Is that a problem, really? People writing Rails apps are developing web-apps. Writing HTML is part of the skillset, and of all the things in a Rails app, really not the most difficult, boring or inefficient ones.
I've found the opposite to be true: another layer of abstraction that new hires need to understand. Another DSL to learn. Another syntax/LSP/docs to add to the IDE, or editor. Another leaky abstraction that has to be debugged, monitored, performance-tested.
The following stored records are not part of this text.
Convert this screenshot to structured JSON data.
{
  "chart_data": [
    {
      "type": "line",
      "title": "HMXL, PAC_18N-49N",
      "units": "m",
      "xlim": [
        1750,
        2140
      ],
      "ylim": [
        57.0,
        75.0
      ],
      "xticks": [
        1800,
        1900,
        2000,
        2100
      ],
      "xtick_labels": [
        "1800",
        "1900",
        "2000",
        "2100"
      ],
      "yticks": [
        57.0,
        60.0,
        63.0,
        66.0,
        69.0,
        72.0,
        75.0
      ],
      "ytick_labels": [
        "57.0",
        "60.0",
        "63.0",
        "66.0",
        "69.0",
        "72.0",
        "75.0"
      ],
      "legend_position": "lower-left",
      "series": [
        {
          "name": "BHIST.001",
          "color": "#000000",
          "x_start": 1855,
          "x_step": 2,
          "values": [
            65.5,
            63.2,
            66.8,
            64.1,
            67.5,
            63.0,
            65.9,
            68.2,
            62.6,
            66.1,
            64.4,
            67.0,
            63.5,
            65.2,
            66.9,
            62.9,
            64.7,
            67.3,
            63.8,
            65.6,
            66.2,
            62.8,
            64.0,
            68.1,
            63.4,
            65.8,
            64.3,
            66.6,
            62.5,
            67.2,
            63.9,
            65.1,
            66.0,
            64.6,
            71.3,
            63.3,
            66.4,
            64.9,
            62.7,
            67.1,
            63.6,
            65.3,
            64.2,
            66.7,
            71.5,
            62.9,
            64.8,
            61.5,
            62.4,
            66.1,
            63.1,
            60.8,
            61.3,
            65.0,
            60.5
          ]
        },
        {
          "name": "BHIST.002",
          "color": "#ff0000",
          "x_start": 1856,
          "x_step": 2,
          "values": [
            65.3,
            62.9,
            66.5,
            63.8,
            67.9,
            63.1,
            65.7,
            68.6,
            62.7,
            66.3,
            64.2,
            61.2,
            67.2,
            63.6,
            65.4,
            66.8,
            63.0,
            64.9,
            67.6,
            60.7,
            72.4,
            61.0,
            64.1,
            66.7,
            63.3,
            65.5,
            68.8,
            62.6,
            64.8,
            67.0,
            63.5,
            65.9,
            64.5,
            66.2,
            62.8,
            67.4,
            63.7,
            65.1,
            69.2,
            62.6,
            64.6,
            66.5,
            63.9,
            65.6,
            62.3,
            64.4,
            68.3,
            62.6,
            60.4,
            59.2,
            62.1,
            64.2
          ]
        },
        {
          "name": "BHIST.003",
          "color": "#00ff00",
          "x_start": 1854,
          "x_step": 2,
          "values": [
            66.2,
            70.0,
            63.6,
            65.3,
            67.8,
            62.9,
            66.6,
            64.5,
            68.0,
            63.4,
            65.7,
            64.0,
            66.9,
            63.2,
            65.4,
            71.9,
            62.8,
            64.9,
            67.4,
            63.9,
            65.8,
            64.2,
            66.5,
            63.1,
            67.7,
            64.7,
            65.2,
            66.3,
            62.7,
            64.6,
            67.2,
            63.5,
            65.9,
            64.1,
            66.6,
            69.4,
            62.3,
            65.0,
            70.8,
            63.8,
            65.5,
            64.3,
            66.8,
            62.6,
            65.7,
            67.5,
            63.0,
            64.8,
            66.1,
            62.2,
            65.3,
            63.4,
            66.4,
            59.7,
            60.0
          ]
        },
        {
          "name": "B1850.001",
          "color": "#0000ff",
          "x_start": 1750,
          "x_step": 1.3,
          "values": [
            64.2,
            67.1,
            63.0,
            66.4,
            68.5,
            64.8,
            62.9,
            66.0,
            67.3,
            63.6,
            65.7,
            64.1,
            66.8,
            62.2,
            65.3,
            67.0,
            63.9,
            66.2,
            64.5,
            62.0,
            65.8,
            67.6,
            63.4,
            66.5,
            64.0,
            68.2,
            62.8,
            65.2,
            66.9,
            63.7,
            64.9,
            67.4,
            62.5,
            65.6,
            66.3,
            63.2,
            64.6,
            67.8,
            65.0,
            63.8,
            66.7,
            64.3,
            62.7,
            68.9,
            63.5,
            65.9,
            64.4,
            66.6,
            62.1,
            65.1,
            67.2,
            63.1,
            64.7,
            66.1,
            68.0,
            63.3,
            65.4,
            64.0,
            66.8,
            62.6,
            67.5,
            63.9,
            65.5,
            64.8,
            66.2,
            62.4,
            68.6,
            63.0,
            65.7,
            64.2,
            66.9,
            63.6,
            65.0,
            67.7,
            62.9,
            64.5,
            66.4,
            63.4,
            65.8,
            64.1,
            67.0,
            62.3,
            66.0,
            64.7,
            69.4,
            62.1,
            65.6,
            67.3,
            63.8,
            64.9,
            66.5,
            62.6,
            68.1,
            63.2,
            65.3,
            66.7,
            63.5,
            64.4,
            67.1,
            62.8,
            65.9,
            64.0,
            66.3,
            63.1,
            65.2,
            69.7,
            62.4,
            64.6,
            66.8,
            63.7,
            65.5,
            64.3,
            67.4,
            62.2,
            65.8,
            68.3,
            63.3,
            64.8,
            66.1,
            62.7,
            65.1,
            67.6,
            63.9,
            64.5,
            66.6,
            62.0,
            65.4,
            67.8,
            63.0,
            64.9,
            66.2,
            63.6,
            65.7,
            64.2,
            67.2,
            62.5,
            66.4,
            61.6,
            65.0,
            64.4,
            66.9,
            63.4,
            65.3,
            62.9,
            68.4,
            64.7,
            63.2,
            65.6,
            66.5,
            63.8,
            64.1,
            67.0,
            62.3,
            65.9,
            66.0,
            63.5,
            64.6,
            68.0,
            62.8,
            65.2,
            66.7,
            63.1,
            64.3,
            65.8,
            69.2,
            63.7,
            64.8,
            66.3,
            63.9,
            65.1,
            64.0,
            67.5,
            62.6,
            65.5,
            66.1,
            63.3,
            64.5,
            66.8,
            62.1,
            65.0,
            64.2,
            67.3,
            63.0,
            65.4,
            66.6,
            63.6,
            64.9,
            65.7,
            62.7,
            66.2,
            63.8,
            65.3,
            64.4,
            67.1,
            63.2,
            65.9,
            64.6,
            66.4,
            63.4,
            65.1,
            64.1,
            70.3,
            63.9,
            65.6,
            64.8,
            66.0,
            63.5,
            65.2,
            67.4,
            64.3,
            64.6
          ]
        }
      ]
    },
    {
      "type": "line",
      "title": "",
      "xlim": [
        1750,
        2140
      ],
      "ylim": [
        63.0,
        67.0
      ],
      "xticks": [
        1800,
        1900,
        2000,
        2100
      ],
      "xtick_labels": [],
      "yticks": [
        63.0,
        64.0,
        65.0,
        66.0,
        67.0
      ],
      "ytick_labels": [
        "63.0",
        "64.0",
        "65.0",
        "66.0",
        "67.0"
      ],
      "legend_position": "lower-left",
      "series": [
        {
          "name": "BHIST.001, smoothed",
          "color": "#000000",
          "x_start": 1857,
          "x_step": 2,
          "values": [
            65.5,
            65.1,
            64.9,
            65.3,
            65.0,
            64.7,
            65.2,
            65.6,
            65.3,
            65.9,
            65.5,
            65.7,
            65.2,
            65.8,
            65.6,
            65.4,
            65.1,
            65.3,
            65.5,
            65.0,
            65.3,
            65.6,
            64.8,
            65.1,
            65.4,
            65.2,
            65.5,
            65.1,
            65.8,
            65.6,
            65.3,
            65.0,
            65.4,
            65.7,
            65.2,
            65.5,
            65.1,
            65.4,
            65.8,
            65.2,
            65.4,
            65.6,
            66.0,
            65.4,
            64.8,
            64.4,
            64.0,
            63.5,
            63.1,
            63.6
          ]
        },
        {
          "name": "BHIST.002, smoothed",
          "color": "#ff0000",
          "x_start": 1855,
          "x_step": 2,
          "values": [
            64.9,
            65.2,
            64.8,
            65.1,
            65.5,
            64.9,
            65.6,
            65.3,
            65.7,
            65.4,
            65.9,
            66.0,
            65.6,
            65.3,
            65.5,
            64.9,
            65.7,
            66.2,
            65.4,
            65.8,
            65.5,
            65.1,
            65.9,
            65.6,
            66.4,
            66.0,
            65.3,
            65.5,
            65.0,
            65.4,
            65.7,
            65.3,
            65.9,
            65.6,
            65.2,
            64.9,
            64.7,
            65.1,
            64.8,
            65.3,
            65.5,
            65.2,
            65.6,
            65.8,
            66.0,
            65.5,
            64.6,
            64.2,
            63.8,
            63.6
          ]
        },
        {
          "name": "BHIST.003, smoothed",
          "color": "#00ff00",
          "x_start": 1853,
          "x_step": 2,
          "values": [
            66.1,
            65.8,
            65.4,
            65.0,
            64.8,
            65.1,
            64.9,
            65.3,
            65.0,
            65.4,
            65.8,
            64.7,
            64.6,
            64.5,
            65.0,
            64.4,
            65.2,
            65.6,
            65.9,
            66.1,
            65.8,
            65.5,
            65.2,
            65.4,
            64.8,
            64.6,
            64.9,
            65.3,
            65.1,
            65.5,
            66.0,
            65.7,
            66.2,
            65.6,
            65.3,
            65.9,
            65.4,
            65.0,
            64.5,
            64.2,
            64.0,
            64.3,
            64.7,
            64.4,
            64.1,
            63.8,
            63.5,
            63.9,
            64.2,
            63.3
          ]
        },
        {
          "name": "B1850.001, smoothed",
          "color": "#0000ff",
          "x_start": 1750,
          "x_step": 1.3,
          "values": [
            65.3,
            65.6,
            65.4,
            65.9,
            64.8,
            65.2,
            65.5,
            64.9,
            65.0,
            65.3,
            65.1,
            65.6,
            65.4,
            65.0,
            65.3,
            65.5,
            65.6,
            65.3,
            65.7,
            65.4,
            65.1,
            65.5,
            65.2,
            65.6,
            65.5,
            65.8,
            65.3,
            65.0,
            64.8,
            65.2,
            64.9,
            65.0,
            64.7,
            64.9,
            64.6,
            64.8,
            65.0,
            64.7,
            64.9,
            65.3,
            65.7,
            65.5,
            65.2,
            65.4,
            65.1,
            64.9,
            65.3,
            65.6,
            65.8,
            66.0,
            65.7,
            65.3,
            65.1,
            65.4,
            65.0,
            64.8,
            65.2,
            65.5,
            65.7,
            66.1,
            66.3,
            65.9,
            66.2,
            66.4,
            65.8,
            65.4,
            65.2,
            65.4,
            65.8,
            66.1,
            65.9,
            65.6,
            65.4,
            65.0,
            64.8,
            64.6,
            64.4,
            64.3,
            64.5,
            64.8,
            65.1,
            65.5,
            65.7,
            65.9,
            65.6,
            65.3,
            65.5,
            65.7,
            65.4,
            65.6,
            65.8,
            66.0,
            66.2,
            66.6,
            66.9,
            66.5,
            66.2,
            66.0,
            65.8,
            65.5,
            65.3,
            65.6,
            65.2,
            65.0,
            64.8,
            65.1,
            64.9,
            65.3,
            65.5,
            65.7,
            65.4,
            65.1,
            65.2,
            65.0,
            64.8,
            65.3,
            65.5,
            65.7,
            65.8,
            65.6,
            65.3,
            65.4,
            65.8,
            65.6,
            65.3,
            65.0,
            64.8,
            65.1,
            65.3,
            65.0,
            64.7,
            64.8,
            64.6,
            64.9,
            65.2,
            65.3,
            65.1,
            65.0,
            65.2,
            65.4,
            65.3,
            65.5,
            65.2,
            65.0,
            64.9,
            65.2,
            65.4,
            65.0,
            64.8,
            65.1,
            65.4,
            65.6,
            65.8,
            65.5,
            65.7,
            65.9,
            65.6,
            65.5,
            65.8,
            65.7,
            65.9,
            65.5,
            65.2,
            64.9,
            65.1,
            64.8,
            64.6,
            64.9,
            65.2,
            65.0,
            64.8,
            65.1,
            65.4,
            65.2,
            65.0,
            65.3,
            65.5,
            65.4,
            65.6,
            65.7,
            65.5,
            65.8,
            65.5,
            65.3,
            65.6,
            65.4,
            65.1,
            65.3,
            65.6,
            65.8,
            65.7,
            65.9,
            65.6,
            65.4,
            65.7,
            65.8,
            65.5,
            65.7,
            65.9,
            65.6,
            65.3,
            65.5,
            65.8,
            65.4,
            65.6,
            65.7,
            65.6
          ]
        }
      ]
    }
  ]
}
And a very strongly and tightly coupled dependency: it's almost undoable to just move from, say, HAML back to erb in a 10k+LoC rails app: you're effectively married to HAML, and truly in trouble when (not if) the gem gets abandoned.
Now, like Cells[1], Phlex main "problem it solves" isn't "HTML is hard" but "Rails' templates are too simple/poorly designed". Rails templates push a lot of magic (global) state around, is bidirectional (you can update the database from within a template just fine. Both intentional and accidental), it's not isolated, and because of all this, very hard to test. All this becomes worse if you want to re-use components.
But, like Cells, Phlex solves this problem by introducing some DSL to abstract the HTML. Which then makes up the largest part of the gem. Why? Really. OOP templates can be classes that have a "render" and that then use (scoped) "erb" files just fine. This pattern is both easy and available - no gems needed even.
So, yes. My opinionated, advice, fed by decades of struggling with numerous rails projects, is to stay away from such gems: KISS.